Familienseelsorger mahnen zur Vorsicht
Wiederverheiratete Katholiken sollen nach einem «Weg der Reue» wieder zu den Sakramenten gelassen werden sollen. Deutschschweizer Familienseelsorger bezeichnen die aktuelle Situation als «unverständlich und stossend». Mit einem Weg der Reue müsse aber «vorsichtig, pastoral klug und menschlich einfühlsam umgegangen werden. Er muss als Hilfe zur Verarbeitung des Geschehenen verstanden werden, eine Verarbeitung, die auch dazu führt, die moralischen und sozialen Verpflichtungen, die sich aus der Scheidung und Wiederverheiratung ergeben, zu übernehmen: besonders gegenüber dem ersten Partner und den Kindern aus erster Ehe. Er muss zu einer persönlichen Neuorientierung motivieren.» Der für seine Nähe zu seelsorgerlichen Fragen bekannte Bischof machte kein Geheimnis daraus, dass der Begriff «Familie» in der katholischen Kirche wohl auch nach Abschluss der Synode nicht einheitlich und letztlich auch nicht abschliessend definiert werden könne. Markus Büchel hofft deshalb darauf, dass die Versammlung nach Wegen suche, die kulturell unterschiedliche Zugänge zu Fragen der Familienpastoral offen lasse. Auf alle Fälle, so der St. Galler Bischof, brauche die Kirche für die Auseinandersetzung mit der Familie sowohl eine Öffnung zu den humanwissenschaftlichen Ansätzen, wie auch eine Vertiefung der theologischen Diskussion. Denn, so Markus Büchel: «Die theologische und die Glaubensdefinition von Familie sind weit weg von der Realität.» Wo aber eine Spannung zwischen Glaube und Alltag herrsche, sei die Kirche gefordert, eine Sprache zu finden, mit der sie ihre Werte, ihre Ideale vermitteln könne. Eva-Maria Faber, Rektorin und Professorin für Dogmatik und Fundamentaltheologie an der Theologischen Hochschule Chur, macht in diesem Zusammenhang geltend, dass sich gegen die westliche Kultur weiterhin einseitig eine eher negative Diagnose richte. Diese sei von Individualismus geprägt. «Vergessen ist die Einstellung, die das II. Vatikanische Konzil auszeichnete: Es nahm die zeitgenössische Kultur in ihren Schwächen und Stärken, Risiken und Chancen wahr. Die Bischöfe werden in diesen Hinsichten nachjustieren müssen, um eine gerechte Wahrnehmung auch unserer Kultur zu ermöglichen.»

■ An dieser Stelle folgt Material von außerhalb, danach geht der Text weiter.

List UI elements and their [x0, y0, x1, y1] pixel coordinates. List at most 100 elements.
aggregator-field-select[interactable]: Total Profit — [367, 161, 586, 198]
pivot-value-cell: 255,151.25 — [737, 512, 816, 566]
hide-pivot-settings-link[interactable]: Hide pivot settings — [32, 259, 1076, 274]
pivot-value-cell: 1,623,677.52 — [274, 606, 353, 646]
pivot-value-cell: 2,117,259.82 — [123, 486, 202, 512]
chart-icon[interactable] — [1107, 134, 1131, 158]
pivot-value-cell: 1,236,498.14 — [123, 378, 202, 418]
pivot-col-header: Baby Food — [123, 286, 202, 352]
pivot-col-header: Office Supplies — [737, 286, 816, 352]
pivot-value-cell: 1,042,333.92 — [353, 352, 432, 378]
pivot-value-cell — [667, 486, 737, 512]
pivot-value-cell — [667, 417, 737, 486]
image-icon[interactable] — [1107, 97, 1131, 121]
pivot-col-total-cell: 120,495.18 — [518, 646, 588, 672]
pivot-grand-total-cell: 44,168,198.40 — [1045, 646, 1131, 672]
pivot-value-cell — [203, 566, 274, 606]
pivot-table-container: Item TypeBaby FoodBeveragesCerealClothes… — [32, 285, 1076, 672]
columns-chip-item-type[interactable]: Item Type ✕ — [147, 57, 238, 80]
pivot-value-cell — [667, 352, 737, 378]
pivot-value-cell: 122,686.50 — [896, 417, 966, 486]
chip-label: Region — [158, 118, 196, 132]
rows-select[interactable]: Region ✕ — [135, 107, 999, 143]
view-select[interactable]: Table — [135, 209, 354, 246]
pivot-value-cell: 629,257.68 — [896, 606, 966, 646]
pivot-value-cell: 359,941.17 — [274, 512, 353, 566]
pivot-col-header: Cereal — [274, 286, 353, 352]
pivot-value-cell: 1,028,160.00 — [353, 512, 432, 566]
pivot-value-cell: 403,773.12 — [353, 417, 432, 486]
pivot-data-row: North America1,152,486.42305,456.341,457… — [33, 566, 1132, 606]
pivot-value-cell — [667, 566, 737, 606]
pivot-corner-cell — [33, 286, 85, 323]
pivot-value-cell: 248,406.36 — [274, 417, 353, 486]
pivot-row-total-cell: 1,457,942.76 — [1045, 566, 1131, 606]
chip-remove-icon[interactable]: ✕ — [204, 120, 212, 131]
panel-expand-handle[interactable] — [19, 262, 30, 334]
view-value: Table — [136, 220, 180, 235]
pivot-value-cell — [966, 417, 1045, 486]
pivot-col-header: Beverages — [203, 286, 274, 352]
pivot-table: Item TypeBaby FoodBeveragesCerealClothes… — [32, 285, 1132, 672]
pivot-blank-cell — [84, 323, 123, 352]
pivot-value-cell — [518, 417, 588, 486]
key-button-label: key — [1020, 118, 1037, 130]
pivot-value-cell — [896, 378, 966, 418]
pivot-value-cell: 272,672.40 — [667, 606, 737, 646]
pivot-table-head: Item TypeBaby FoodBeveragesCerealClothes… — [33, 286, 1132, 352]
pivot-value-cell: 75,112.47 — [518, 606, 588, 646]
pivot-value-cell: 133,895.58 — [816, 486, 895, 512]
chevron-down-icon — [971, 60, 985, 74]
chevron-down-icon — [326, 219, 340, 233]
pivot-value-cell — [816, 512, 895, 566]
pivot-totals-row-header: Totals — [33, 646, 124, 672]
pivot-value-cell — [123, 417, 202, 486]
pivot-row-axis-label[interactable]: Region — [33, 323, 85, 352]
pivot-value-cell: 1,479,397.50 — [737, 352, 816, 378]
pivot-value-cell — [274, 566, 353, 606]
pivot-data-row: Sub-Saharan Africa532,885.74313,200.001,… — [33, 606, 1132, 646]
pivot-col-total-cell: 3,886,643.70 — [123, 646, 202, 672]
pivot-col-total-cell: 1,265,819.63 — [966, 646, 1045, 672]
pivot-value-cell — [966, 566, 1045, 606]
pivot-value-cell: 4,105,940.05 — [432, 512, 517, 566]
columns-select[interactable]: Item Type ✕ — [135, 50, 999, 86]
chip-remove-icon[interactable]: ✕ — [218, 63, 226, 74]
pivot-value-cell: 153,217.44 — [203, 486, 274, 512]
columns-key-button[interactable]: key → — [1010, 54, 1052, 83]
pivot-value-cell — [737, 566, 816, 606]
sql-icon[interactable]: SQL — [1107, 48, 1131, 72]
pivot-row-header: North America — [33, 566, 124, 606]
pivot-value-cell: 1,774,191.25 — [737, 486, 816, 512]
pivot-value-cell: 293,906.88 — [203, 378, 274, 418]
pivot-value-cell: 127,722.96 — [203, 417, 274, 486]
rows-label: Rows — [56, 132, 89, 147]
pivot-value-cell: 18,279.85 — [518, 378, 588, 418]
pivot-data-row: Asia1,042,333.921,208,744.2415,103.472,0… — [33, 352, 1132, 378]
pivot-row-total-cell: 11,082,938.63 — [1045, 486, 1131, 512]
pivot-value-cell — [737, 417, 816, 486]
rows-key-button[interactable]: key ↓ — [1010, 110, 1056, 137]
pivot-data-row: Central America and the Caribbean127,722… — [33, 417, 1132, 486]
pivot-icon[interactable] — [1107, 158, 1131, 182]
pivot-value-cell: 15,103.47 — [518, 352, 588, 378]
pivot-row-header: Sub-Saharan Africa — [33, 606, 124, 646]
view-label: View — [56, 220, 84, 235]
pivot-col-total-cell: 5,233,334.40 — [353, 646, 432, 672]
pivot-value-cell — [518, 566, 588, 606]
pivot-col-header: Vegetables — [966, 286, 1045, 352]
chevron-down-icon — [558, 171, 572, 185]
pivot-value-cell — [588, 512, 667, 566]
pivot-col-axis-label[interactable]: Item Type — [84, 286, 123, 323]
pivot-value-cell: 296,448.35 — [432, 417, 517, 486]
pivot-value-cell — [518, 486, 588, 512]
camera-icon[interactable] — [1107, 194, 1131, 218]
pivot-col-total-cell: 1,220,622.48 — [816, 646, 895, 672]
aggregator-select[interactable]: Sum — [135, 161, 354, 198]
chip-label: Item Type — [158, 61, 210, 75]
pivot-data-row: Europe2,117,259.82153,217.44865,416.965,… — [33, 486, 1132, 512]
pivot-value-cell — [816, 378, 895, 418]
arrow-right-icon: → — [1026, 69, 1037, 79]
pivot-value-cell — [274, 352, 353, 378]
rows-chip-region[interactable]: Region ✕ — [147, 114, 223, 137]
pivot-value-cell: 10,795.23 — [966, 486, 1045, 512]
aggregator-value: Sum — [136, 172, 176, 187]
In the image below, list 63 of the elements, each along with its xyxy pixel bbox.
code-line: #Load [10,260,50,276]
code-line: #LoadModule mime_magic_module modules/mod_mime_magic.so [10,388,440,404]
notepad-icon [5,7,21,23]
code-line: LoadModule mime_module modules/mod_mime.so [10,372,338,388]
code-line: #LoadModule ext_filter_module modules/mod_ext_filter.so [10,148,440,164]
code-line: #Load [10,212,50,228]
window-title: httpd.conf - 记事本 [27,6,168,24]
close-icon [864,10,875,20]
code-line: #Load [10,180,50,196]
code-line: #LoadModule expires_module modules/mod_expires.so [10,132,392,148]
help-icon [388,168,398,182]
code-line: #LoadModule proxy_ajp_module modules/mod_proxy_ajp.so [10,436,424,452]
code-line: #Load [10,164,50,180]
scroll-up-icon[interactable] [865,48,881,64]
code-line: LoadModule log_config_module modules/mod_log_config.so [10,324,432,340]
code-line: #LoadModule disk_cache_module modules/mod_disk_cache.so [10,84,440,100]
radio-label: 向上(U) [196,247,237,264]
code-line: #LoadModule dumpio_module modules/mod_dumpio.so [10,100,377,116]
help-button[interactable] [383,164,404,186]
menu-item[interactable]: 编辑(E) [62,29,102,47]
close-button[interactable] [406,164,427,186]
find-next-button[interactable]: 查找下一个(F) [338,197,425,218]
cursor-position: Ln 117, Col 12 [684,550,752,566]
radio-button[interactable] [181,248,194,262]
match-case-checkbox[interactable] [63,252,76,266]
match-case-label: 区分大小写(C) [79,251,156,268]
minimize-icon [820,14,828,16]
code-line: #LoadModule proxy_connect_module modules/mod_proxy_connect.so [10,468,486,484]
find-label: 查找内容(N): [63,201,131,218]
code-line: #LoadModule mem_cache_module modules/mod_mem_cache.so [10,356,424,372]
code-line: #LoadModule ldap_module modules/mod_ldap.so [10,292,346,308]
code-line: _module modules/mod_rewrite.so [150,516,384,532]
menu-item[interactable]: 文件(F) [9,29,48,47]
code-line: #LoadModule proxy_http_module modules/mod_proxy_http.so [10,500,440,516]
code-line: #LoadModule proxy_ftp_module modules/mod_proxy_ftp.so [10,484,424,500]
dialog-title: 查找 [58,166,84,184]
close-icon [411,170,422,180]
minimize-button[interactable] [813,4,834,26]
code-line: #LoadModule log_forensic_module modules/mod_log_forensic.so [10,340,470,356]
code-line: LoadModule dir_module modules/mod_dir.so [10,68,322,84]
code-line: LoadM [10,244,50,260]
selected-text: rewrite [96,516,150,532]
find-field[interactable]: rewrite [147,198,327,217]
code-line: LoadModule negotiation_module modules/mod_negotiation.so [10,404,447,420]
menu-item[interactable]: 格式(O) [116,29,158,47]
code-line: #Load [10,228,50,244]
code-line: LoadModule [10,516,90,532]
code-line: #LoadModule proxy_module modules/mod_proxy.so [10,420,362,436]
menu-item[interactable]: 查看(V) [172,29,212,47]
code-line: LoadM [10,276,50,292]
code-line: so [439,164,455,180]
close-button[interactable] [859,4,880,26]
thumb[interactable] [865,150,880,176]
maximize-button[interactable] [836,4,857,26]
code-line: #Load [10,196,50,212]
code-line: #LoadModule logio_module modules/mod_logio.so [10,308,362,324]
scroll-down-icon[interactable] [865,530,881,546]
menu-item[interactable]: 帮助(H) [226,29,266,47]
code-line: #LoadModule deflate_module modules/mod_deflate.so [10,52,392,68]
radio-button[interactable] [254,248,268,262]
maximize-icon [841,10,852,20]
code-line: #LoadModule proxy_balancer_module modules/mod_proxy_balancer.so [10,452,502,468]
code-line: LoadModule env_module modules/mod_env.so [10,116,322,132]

Werte anbieten, nicht Normen aufstellen
Das vorliegende Arbeitspapier zur zweiten Session der Familiensynode wertete Bischof Markus Büchel als neue Grundlage für einen weiteren «intensiven Prozess, der mehr Dialog enthalten muss». Er vermisse darin beispielsweise neue Ansätze zu Partnerschaften ohne Kinder oder zu Fragen des Gewissens. Dass beispielweise zur Homosexualität im Papier «keine Diskriminierung, aber auch keine Anerkennung» vorgenommen werde, bezeichnete er als «behutsame Annäherung.» Auch Eva-Maria Faber meinte dahingehend: «Wie schon beim Vorgängertext kommt das Thema der ehelichen Partnerschaft zu kurz; die Herausforderung der Gestaltung von Beziehungen findet wenig Aufmerksamkeit. Die neu hinzugekommenen Abschnitte haben aber mehr konkretes Leben in das Dokument hineingebracht. Als wichtig erachtet es Bischof Markus Büchel, dass im Arbeitspapier nicht mehr nur negativ von anderen Formen des Zusammenlebens als der Familie gesprochen werde. Und als Seelsorger und Bischof machte er auch klar, dass die Kirche im Fall einer Ehescheidung nicht leichtsinnig von Fehler sprechen dürfe. Sie habe vielmehr die Aufgabe, betroffene Menschen in ihrem Trennungsschmerz zu begleiten. Überhaupt spricht sich Büchel dafür aus, dass die Kirche zuerst Werte anbieten müsse, statt Normen aufzustellen, um die christliche Botschaft zu vermitteln.